In the beginning, the guidance was clear: Unless you have COVID-19 or are caring for someone who does, you probably don’t need to wear a mask in public. Now, that’s all in flux. The CDC is expected to retool said guidelines, advising Americans to wear cloth masks in public, perhaps as soon as tonight.
A few studies suggest that homemade cloth masks are less effective than proper medical ones, but are still better than nothing. In one experiment, a surgical mask filtered 89 percent of viral particles from volunteers’ coughs, a tea towel blocked 72 percent, and a cotton T-shirt blocked 50 percent. … If people use makeshift masks, they should thoroughly wash them afterward. And most of all, they should remember that homemade masks are not fully protective.
Underpinning the mask debate is another about how this new coronavirus travels—specifically, whether it is airborne. (Airborne, in the public health sense, doesn’t just mean “travels by air;” it refers to a specific state, in which the virus moves as "aerosols.") Early studies offer preliminary answers, but many questions remain.
One question, answered: How can we explain to a 4-year-old why she can’t see her friends or go to school?

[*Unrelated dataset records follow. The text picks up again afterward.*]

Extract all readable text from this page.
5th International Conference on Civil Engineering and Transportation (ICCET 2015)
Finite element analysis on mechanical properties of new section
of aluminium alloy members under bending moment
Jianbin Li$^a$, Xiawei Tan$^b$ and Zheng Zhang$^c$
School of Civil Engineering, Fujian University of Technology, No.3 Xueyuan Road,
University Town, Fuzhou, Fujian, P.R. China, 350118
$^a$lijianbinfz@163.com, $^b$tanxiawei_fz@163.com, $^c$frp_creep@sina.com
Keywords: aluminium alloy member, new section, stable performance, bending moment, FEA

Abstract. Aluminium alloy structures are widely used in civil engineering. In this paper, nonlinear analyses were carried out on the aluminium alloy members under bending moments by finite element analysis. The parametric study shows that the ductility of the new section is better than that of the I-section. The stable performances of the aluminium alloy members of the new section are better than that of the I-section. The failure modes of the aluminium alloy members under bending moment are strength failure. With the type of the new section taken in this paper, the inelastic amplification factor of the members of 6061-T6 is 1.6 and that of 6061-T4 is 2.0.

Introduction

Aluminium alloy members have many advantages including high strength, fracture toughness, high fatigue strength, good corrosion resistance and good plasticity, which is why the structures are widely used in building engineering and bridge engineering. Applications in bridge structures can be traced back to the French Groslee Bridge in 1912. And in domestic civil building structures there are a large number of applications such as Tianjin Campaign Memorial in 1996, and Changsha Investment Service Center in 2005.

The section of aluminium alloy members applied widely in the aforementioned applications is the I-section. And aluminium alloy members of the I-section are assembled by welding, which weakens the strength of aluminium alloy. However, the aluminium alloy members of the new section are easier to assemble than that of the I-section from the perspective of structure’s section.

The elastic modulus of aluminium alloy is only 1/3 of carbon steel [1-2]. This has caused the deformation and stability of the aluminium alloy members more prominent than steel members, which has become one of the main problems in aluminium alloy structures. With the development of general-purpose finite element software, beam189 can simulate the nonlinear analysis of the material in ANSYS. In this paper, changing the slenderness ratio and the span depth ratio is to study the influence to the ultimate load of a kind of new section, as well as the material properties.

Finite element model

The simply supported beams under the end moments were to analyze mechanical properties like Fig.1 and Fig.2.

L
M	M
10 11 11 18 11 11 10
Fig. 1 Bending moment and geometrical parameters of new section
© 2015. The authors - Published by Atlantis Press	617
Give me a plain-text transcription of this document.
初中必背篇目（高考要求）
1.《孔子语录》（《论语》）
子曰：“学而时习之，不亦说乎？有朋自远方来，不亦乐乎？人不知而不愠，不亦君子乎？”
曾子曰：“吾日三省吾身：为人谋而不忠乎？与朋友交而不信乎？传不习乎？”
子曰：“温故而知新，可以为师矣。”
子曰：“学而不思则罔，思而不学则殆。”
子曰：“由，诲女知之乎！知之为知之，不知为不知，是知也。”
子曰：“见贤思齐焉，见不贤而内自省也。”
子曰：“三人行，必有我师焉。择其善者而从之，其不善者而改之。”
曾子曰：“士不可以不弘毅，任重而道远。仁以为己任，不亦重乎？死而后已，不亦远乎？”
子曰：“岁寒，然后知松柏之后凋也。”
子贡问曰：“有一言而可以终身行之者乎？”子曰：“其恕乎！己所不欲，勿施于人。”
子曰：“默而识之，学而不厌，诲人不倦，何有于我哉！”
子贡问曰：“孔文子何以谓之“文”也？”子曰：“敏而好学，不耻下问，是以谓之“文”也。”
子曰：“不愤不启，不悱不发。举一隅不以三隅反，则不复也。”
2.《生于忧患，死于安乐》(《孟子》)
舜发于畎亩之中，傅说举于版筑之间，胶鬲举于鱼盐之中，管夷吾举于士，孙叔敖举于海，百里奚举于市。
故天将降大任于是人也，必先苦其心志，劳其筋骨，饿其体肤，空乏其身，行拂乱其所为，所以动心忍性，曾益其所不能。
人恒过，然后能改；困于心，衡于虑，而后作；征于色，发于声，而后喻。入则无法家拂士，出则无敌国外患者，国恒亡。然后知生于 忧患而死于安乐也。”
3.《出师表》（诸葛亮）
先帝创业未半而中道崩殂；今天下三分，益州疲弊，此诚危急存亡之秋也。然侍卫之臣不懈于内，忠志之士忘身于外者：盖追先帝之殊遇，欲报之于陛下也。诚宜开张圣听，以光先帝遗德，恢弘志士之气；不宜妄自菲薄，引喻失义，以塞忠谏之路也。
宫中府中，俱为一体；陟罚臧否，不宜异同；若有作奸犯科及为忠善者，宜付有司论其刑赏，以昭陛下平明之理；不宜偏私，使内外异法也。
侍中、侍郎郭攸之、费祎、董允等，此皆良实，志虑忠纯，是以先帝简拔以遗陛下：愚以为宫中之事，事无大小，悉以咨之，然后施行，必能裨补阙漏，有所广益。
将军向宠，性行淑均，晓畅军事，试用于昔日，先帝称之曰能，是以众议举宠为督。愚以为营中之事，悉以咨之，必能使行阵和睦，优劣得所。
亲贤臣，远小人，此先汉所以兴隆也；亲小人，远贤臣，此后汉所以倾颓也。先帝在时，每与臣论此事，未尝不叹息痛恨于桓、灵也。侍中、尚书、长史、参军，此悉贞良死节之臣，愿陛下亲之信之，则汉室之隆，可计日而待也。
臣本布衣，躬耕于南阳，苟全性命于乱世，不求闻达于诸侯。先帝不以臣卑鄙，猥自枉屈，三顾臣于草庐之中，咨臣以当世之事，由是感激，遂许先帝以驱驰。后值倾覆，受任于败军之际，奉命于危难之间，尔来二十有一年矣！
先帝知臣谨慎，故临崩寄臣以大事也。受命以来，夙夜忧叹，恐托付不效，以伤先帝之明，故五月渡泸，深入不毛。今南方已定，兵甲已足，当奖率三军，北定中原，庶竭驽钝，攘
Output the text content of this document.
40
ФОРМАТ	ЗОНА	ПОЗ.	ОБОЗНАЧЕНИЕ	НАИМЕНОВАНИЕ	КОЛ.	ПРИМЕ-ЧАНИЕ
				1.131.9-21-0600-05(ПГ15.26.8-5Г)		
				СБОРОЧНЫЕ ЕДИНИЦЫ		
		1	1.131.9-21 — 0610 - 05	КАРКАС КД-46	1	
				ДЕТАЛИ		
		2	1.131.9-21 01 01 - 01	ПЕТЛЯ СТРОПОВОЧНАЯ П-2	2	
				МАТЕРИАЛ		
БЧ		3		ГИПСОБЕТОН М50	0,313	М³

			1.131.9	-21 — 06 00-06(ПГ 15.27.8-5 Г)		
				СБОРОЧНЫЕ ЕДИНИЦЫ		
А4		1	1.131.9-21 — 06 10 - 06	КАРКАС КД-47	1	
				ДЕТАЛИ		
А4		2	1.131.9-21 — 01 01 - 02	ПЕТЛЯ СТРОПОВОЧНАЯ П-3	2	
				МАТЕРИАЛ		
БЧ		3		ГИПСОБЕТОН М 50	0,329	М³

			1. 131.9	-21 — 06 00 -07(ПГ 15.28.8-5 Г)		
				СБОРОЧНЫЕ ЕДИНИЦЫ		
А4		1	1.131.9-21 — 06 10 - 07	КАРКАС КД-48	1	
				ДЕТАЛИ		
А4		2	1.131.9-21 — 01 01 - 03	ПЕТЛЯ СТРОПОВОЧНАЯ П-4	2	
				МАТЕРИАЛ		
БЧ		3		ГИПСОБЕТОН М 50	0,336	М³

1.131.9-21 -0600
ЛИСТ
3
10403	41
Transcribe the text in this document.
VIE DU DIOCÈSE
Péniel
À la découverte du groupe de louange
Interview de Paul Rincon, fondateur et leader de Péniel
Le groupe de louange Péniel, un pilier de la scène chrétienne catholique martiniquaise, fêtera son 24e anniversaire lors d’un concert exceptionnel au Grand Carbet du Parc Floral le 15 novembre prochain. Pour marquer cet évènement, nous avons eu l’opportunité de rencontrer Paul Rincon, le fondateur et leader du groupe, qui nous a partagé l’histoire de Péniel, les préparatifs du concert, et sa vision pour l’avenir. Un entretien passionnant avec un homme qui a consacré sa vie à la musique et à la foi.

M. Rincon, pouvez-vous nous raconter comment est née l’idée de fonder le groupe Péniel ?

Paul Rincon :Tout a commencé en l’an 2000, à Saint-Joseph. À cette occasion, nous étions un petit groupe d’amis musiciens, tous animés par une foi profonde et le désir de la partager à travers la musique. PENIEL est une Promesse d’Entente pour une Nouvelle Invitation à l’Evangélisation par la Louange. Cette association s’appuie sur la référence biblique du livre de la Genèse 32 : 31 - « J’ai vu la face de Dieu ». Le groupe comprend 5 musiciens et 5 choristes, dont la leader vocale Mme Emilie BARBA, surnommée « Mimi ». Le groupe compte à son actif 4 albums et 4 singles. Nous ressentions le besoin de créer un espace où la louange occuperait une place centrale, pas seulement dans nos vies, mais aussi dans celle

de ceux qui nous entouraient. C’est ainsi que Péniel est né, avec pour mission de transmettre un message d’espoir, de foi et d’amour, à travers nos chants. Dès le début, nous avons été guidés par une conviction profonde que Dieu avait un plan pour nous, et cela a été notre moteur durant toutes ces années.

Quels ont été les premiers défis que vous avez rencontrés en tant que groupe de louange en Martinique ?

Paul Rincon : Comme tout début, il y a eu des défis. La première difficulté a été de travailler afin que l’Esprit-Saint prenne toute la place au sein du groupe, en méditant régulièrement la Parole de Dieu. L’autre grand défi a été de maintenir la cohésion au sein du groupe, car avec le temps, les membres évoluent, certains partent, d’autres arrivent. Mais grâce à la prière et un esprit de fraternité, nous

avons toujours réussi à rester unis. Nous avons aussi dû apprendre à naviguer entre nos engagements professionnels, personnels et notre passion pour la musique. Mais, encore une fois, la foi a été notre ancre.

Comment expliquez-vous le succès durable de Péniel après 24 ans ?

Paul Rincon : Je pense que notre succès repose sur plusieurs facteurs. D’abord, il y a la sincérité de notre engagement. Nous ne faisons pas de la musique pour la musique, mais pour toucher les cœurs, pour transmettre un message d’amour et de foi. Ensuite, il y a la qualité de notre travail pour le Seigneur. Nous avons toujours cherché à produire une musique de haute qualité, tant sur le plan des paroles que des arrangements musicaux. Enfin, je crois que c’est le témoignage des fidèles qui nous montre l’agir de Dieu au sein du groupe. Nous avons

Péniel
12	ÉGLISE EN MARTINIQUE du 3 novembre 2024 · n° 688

When discussing social distancing with young children, Andrea Delbanco, the editor in chief of Time for Kids, recommends that parents explain how to flatten the curve using age-appropriate language. “Ask your child to imagine that everyone in your family got the flu. If everyone felt sick at the same time, you could not care for one another. But if you took turns getting sick, someone could always be healthy enough to help,” Delbanco tells The Atlantic’s Ashley Fetters.
Delbanco also recommends parents answer questions about the pandemic as truthfully as possible. “Don’t make reassurances or promises you can’t keep. That might calm them in the short term,” Delbanco says, “but in the long run, it’s important that they trust you to be honest with them.”